Baden

«Wir brauchen mehr Publikum» – die Rechnung des Wochenmarkts geht bis jetzt nicht auf

Der Badener Wochenmarkt wurde auf die neue Cordulapassage erweitert – doch oft herrscht dort gähnende Leere.

Der Badener Wochenmarkt wurde auf die neue Cordulapassage erweitert – doch oft herrscht dort gähnende Leere.

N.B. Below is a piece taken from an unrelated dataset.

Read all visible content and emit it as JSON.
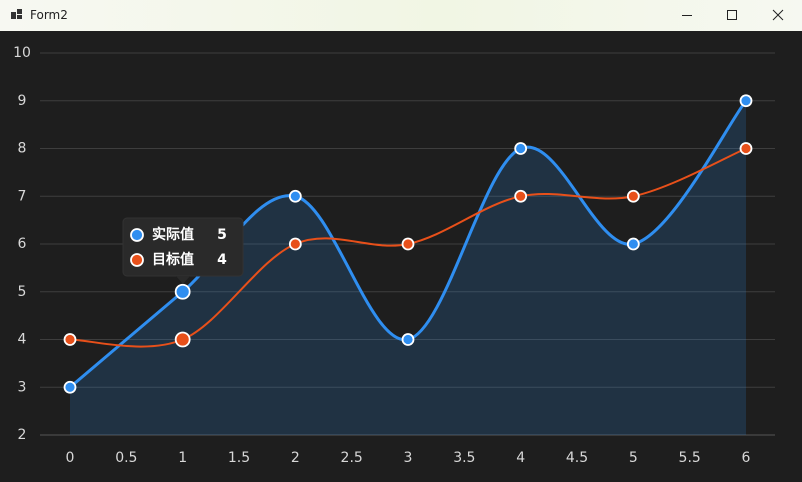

Die Stände des Badener Wochenmarkts in der Cordulapassage laufen schlecht – Gespräche mit Standbetreibern.

Es brummt jeweils am Samstag auf dem Badener Wochenmarkt. In der Weiten Gasse und Badstrasse tummeln sich kauffreudige Menschen vor den Gemüse-, Blumen- und Delikatess-Ständen. In der Cordulapassage gibt es seit 2019 eine Fortsetzung mit weiteren Marktfahrerinnen und Marktfahrern – aber dort sieht die Lage anders aus. Kaum Passanten – gähnende Leere. Und zwar nicht erst seit Corona.

Die Marktverantwortliche Erika Albert von der Badener Gewerbepolizei: «Unsere Idee war, den Wochenmarkt bis zur Cordulapassage durchzuziehen und damit ein Bindeglied in die Oberstadt zu schaffen. Davon würden auch die Geschäfte in der neuen Unterführung profitieren.»

«Die Leute wissen nicht, dass es hier Stände gibt»

Bis jetzt geht die Rechnung nicht auf. «Es läuft viel zu wenig. Wir brauchen mehr Publikum», ist sich Albert im Klaren. Trotzdem sieht sie am neuen Standort des Wochenmarktes auch Vorteile. «Er ist gedeckt bei Regen und im Sommer angenehm kühl.» Man habe zudem extra Anbieter mit viel Stehvermögen und einem speziellen Angebot ausgesucht.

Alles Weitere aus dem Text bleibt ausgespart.